Attitudes towards sex and sexuality are becoming more progressive every day, and as each generation grows up and begins to raise kids, their attitudes towards sexual education also continue to evolve. Studies show that millennial parents are more sex-positive than older parents, and that’s a good thing for the next generation. Sex-positive parenting doesn’t mean encouraging your kids to have sex, rather, it’s about not discouraging them. In addition to being accepting of premarital sex and LGBTQ people, sex-positive parents refuse to lie to their kids about sex or try to police their kids’ sexuality.
While parents of the last few generations might have taught their children that sex is only for people who are "in love," mom and writer Lea Grover argued in the Huffington Post that not only is that factually inaccurate, teaching kids that sex and love go hand in hand can lead to teens falsely equating the two, assuming that someone must love them if they have sex with them, or even thinking that they’re obligated to have sex with someone if they believe they're in love. Sex-positive parenting also means acknowledging that parents don’t own their kids’ bodies, and can’t forbid them from having sex. Proponents believe that dictating what a child can and can’t do with their body sets a precedent for others to do the same.
In a study of 33,000 U.S. adults spanning 30 years, researchers found that millennials are more accepting of premarital sex and same-sex relationships than their older counterparts. Acceptance of premarital sex rose with the baby boomers (they were raised in the era of free love, after all), then dipped a bit with Generation X before millennials became the most accepting ever, at 58 percent. However, millennials tend to have fewer sex partners than their parents or even grandparents did.
Even back in 2004, when the first millennials were beginning to have children and the last ones were just being born, surveys clearly demonstrated that nearly all parents were supportive of comprehensive sex education, which is great, because research shows that abstinence-only programs do not prevent teen sex, and in fact, kids who are coerced into signing "virginity pledges" are actually less likely to use contraception, and more likely to have oral and anal sex (since this type of "education" often operates under the heteronormative fallacy that P-in-V sex is the only "real" sex).

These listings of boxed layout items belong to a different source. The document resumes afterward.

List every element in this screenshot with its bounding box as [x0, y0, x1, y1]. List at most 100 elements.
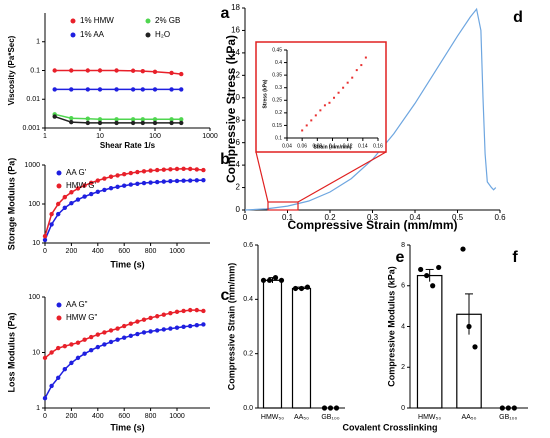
data-point: [89, 348, 94, 353]
data-point: [69, 68, 74, 73]
data-point: [128, 170, 133, 176]
data-point: [115, 337, 120, 342]
x-tick-label: AA₅₀: [294, 414, 309, 421]
y-tick-label: 12: [231, 70, 240, 79]
data-point: [168, 326, 173, 331]
x-tick-label: 600: [118, 413, 130, 420]
data-point: [115, 326, 120, 331]
data-point: [122, 183, 127, 188]
data-point: [56, 211, 61, 217]
data-point: [130, 68, 136, 73]
data-point: [194, 178, 199, 183]
data-point: [89, 334, 94, 340]
replicate-point: [298, 285, 305, 292]
bar: [291, 287, 312, 409]
y-tick-label: 4: [401, 323, 405, 330]
x-tick-label: 1000: [169, 248, 185, 255]
data-point: [69, 360, 74, 366]
y-tick-label: 0.35: [272, 72, 282, 78]
y-tick-label: 0.4: [275, 60, 282, 66]
data-point: [161, 167, 166, 172]
data-point: [135, 169, 140, 175]
data-point: [155, 328, 160, 333]
data-point: [62, 205, 67, 210]
data-point: [69, 115, 74, 121]
data-point: [49, 383, 54, 389]
data-point: [128, 333, 133, 338]
legend-marker: [56, 302, 62, 308]
data-point: [181, 178, 186, 183]
x-tick-label: 400: [92, 248, 104, 255]
y-tick-label: 1: [36, 405, 40, 412]
data-point: [82, 183, 87, 188]
x-axis-label: Strain (mm/mm): [313, 144, 351, 150]
inset-point: [355, 69, 358, 72]
inset-point: [328, 101, 331, 104]
replicate-point: [418, 266, 424, 273]
bar: [262, 279, 283, 409]
data-point: [69, 190, 74, 195]
y-tick-label: 0.1: [275, 135, 282, 141]
y-tick-label: 6: [236, 138, 241, 147]
legend-label: 1% HMW: [80, 16, 114, 25]
panel-label: d: [513, 9, 523, 26]
y-axis-label: Stress (kPa): [262, 79, 268, 108]
replicate-point: [278, 277, 285, 283]
panel-label: c: [221, 287, 230, 304]
x-tick-label: 0.3: [367, 213, 379, 222]
inset-point: [351, 76, 354, 79]
y-tick-label: 0.15: [272, 123, 282, 129]
data-point: [181, 324, 186, 330]
data-point: [168, 311, 173, 316]
y-axis-label: Storage Modulus (Pa): [6, 158, 16, 251]
x-tick-label: 0.1: [282, 213, 294, 222]
data-point: [42, 237, 48, 243]
zoom-connector: [297, 151, 387, 203]
data-point: [82, 337, 87, 342]
data-point: [179, 117, 184, 122]
x-tick-label: 200: [66, 248, 78, 255]
y-tick-label: 16: [231, 26, 240, 35]
data-point: [181, 308, 186, 314]
legend-marker: [56, 315, 62, 321]
y-tick-label: 14: [231, 48, 240, 57]
data-point: [141, 317, 147, 322]
data-point: [161, 327, 166, 332]
data-point: [188, 178, 193, 183]
data-point: [42, 233, 48, 239]
replicate-point: [266, 277, 273, 283]
data-point: [97, 87, 103, 92]
legend-label: AA G': [66, 168, 87, 177]
legend-marker: [70, 32, 76, 38]
legend-label: 2% GB: [155, 16, 180, 25]
replicate-point: [505, 405, 511, 411]
inset-point: [305, 124, 308, 127]
legend-marker: [70, 18, 76, 24]
y-axis-label: Compressive Modulus (kPa): [386, 266, 396, 387]
legend-label: HMW G': [66, 181, 96, 190]
replicate-point: [321, 405, 328, 411]
panel-label: b: [220, 151, 230, 168]
y-axis-label: Viscosity (Pa*Sec): [7, 35, 16, 105]
x-tick-label: 0: [43, 413, 47, 420]
data-point: [89, 191, 94, 197]
data-point: [169, 117, 174, 122]
replicate-point: [472, 344, 478, 350]
stress-strain-curve: [244, 7, 497, 211]
y-tick-label: 0.3: [275, 85, 282, 91]
x-tick-label: 0.16: [373, 143, 383, 149]
x-tick-label: 200: [66, 413, 78, 420]
x-tick-label: 0.5: [452, 213, 464, 222]
x-tick-label: 400: [92, 413, 104, 420]
data-point: [85, 68, 90, 73]
data-point: [97, 68, 103, 73]
data-point: [75, 355, 81, 361]
data-point: [75, 340, 81, 345]
data-point: [102, 187, 107, 193]
y-tick-label: 2: [401, 364, 405, 371]
data-point: [130, 117, 136, 122]
data-point: [52, 87, 57, 92]
data-point: [62, 194, 67, 200]
series-line: [44, 168, 204, 237]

And sex education shouldn't just be limited to school. According to Advocates for Youth, multiple studies have demonstrated positive results when parents are open with their kids about sex: they're more likely to use condoms, less likely to engage in sexually risky behavior, and report enjoying a closer relationship with their parents than kids whose parents don't talk to them about sex. And today's parents are going even further, teaching kids about consent by refusing to force them to hug people, asking before touching them, and teaching them that no means no, beginning with tickles. The next generation just might be the most emotionally healthy yet, as far as sex in concerned. Go ahead and enjoy your parenting trophy, millennials. You really earned it.